2. Am 02.02.2020 wurde der BF von der belangten Behörde niederschriftlich einvernommen, wobei er zusammengefasst angab, dass er in Wien lediglich auf der Durchreise sei und in diesem Rahmen seinen Cousin besuchen wolle.

3. Mit Bescheid vom XXXX wurde über den BF die Schubhaft zur Sicherung des angeordnet. Dieser Bescheid erwuchs unangefochten in Rechtskraft. Am selben Tag wurde dem BF mit Verfahrensanordnung der Verein Menschenrechte Österreich als Rechtsberatung zur Seite gestellt.

4. Mit Bescheid vom XXXX, des Bundesamtes für Fremdenwesen und Asyl (im Folgenden: BFA) wurde ein Aufenthaltstitel aus berücksichtigungswürdigen Gründen nicht erteilt (Spruchpunkt I.), gegen den BF eine Rückkehrentscheidung erlassen (Spruchpunkt II.) und festgestellt, dass die Abschiebung nach Albanien zulässig sei (Spruchpunkt III.). Eine Frist für die freiwillige Ausreise wurde nicht gewährt (Spruchpunkt IV.) und einer Beschwerde gegen die Rückkehrentscheidung die aufschiebende Wirkung aberkannt (Spruchpunkt V.). Zudem wurde gegen den BF ein auf die Dauer von fünf Jahren befristetes Einreiseverbot erlassen (Spruchpunkt VI.).

5. Am 03.02.2020 stellte der BF einen Antrag auf eine unterstützte freiwillige Rückkehrhilfe, in dessen Zuge er den Besitz von Geldmitteln sowie seine Selbsterhaltungsfähigkeit verneinte. Unter Verweis auf die bereits erfolgte Buchung eines Rückfluges wurde dieser Antrag abgelehnt.

6. Am 12.02.2020 erfolgte die Abschiebung des BF auf dem Luftweg nach Albanien.

7. Mit der, über seinen Rechtsberater am 19.02.2020 beim BFA, RD Wien, eingebrachten, Beschwerde bekämpfte der BF den im Spruch angeführten Bescheid zu Spruchpunkt VI. und beantragte in eventu die Aufhebung und Zurückverweisung des angefochtenen Bescheides zur Gänze.

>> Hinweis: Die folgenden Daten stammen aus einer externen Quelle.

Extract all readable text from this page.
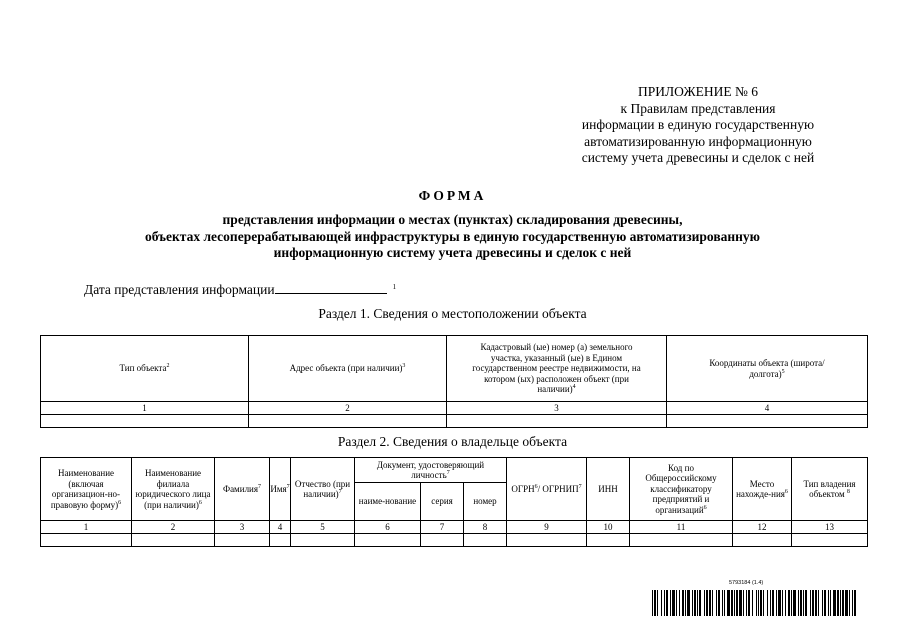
ПРИЛОЖЕНИЕ № 6
к Правилам представления
информации в единую государственную
автоматизированную информационную
систему учета древесины и сделок с ней
ФОРМА
представления информации о местах (пунктах) складирования древесины,
объектах лесоперерабатывающей инфраструктуры в единую государственную автоматизированную
информационную систему учета древесины и сделок с ней
Дата представления информации	$^1$
Раздел 1. Сведения о местоположении объекта
Тип объекта$^2$	Адрес объекта (при наличии)$^3$	Кадастровый (ые) номер (а) земельного участка, указанный (ые) в Едином государственном реестре недвижимости, на котором (ых) расположен объект (при наличии)$^4$	Координаты объекта (широта/долгота)$^5$
1	2	3	4

Раздел 2. Сведения о владельце объекта
Наименование (включая организацион-но-правовую форму)$^6$	Наименование филиала юридического лица (при наличии)$^6$	Фамилия$^7$	Имя$^7$	Отчество (при наличии)$^7$	Документ, удостоверяющий личность$^7$			ОГРН$^6$/ ОГРНИП$^7$	ИНН	Код по Общероссийскому классификатору предприятий и организаций$^6$	Место нахожде-ния$^6$	Тип владения объектом $^8$
					наиме-нование	серия	номер					
1	2	3	4	5	6	7	8	9	10	11	12	13

5793184 (1.4)
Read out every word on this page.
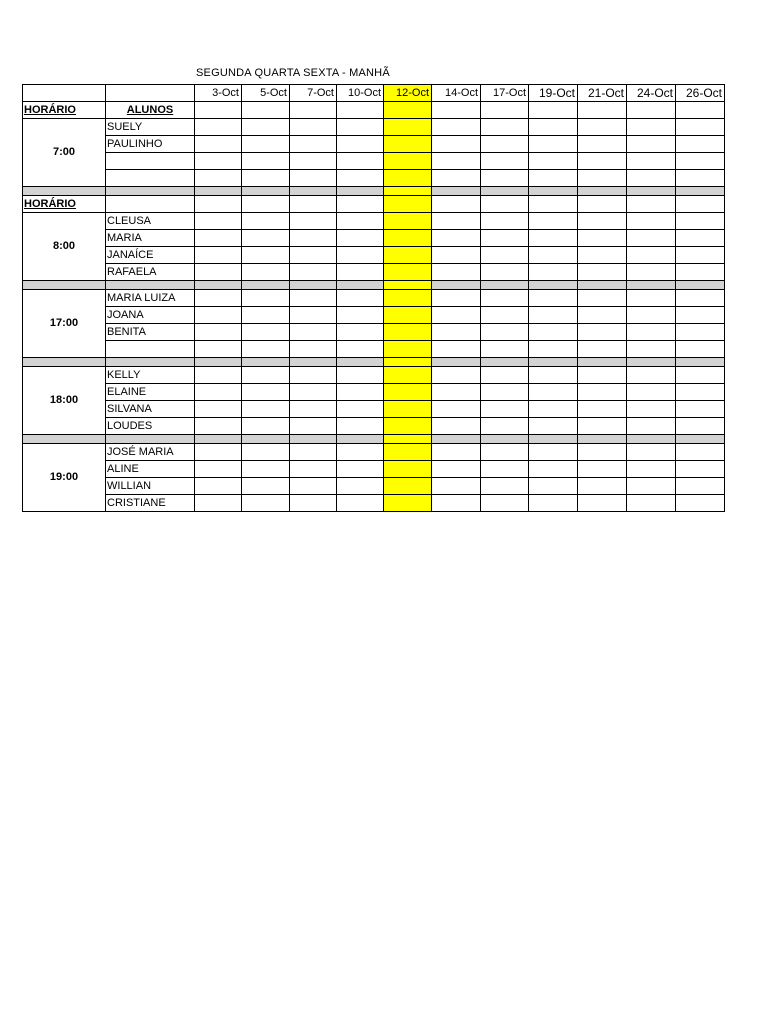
SEGUNDA QUARTA SEXTA - MANHÃ
		3-Oct	5-Oct	7-Oct	10-Oct	12-Oct	14-Oct	17-Oct	19-Oct	21-Oct	24-Oct	26-Oct
HORÁRIO	ALUNOS											
7:00	SUELY											
	PAULINHO											

HORÁRIO												
8:00	CLEUSA											
	MARIA											
	JANAÍCE											
	RAFAELA											

17:00	MARIA LUIZA											
	JOANA											
	BENITA											

18:00	KELLY											
	ELAINE											
	SILVANA											
	LOUDES											

19:00	JOSÉ MARIA											
	ALINE											
	WILLIAN											
	CRISTIANE											
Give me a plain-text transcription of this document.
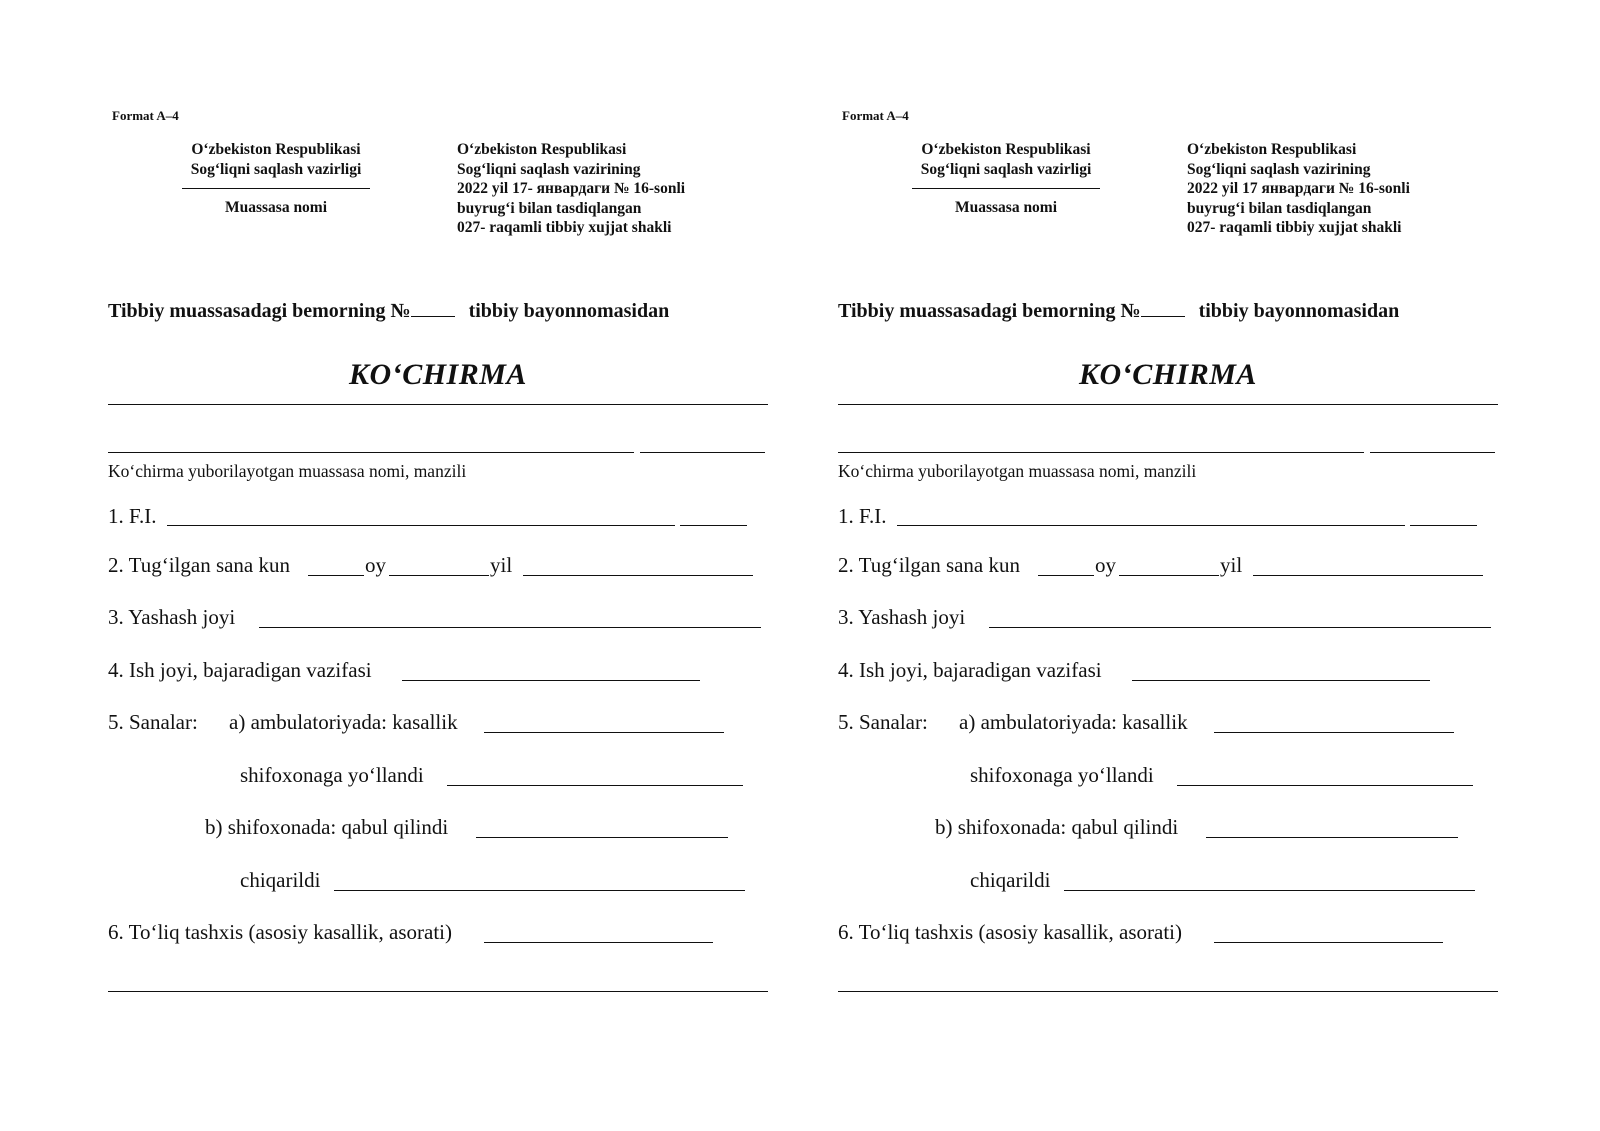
Format A–4
O‘zbekiston Respublikasi
Sog‘liqni saqlash vazirligi
Muassasa nomi
O‘zbekiston Respublikasi
Sog‘liqni saqlash vazirining
2022 yil 17- январдаги № 16-sonli
buyrug‘i bilan tasdiqlangan
027- raqamli tibbiy xujjat shakli
Tibbiy muassasadagi bemorning №	tibbiy bayonnomasidan
KO‘CHIRMA
Ko‘chirma yuborilayotgan muassasa nomi, manzili
1. F.I.
2. Tug‘ilgan sana kun	oy	yil
3. Yashash joyi
4. Ish joyi, bajaradigan vazifasi
5. Sanalar: a) ambulatoriyada: kasallik
shifoxonaga yo‘llandi
b) shifoxonada: qabul qilindi
chiqarildi
6. To‘liq tashxis (asosiy kasallik, asorati)
Format A–4
O‘zbekiston Respublikasi
Sog‘liqni saqlash vazirligi
Muassasa nomi
O‘zbekiston Respublikasi
Sog‘liqni saqlash vazirining
2022 yil 17 январдаги № 16-sonli
buyrug‘i bilan tasdiqlangan
027- raqamli tibbiy xujjat shakli
Tibbiy muassasadagi bemorning №	tibbiy bayonnomasidan
KO‘CHIRMA
Ko‘chirma yuborilayotgan muassasa nomi, manzili
1. F.I.
2. Tug‘ilgan sana kun	oy	yil
3. Yashash joyi
4. Ish joyi, bajaradigan vazifasi
5. Sanalar: a) ambulatoriyada: kasallik
shifoxonaga yo‘llandi
b) shifoxonada: qabul qilindi
chiqarildi
6. To‘liq tashxis (asosiy kasallik, asorati)
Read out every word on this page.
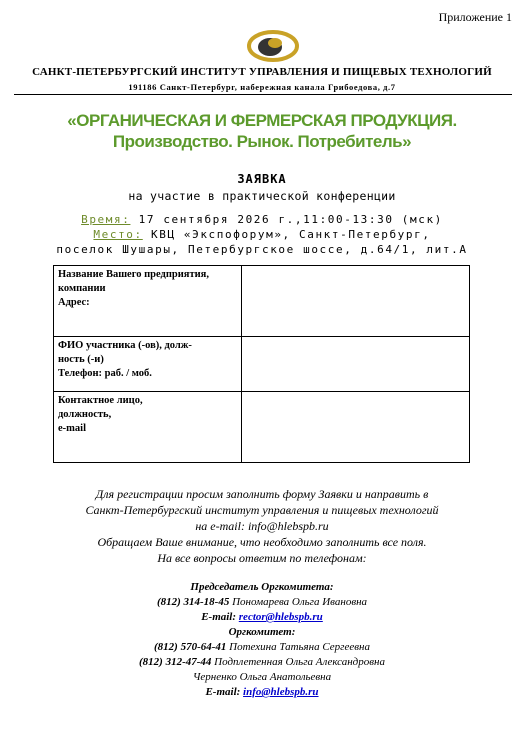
Приложение 1
САНКТ-ПЕТЕРБУРГСКИЙ ИНСТИТУТ УПРАВЛЕНИЯ И ПИЩЕВЫХ ТЕХНОЛОГИЙ
191186 Санкт-Петербург, набережная канала Грибоедова, д.7
«ОРГАНИЧЕСКАЯ И ФЕРМЕРСКАЯ ПРОДУКЦИЯ.
Производство. Рынок. Потребитель»
ЗАЯВКА
на участие в практической конференции
Время: 17 сентября 2026 г.,11:00-13:30 (мск)
Место: КВЦ «Экспофорум», Санкт-Петербург,
поселок Шушары, Петербургское шоссе, д.64/1, лит.А
Название Вашего предприятия,
компании
Адрес:	

ФИО участника (-ов), долж-
ность (-и)
Телефон: раб. / моб.	

Контактное лицо,
должность,
e-mail	

Для регистрации просим заполнить форму Заявки и направить в
Санкт-Петербургский институт управления и пищевых технологий
на e-mail: info@hlebspb.ru
Обращаем Ваше внимание, что необходимо заполнить все поля.
На все вопросы ответим по телефонам:
Председатель Оргкомитета:
(812) 314-18-45 Пономарева Ольга Ивановна
E-mail: rector@hlebspb.ru
Оргкомитет:
(812) 570-64-41 Потехина Татьяна Сергеевна
(812) 312-47-44 Подплетенная Ольга Александровна
Черненко Ольга Анатольевна
E-mail: info@hlebspb.ru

Die Beschwerde wurde zusammengefasst damit begründet, dass der BF weder mittellos sei, noch eine Gefährdung für die öffentliche Ordnung und Sicherheit darstellen würde. Die Verhängung eines Einreiseverbotes in der Dauer von fünf Jahren sei daher nicht geboten.

8. Beschwerde und Verwaltungsakt wurden dem Bundesverwaltungsgericht am 24.02.2020 vorgelegt.

II. Das Bundesverwaltungsgericht hat erwogen:

1. Feststellungen:

Der BF ist Staatsangehöriger der Republik Albanien. Unter der Identität XXXX besteht gegen den BF ein Aufenthaltsverbot für den Schengenraum bis zum 23.03.2021. Der BF hielt sich somit unrechtmäßig im Bundesgebiet auf.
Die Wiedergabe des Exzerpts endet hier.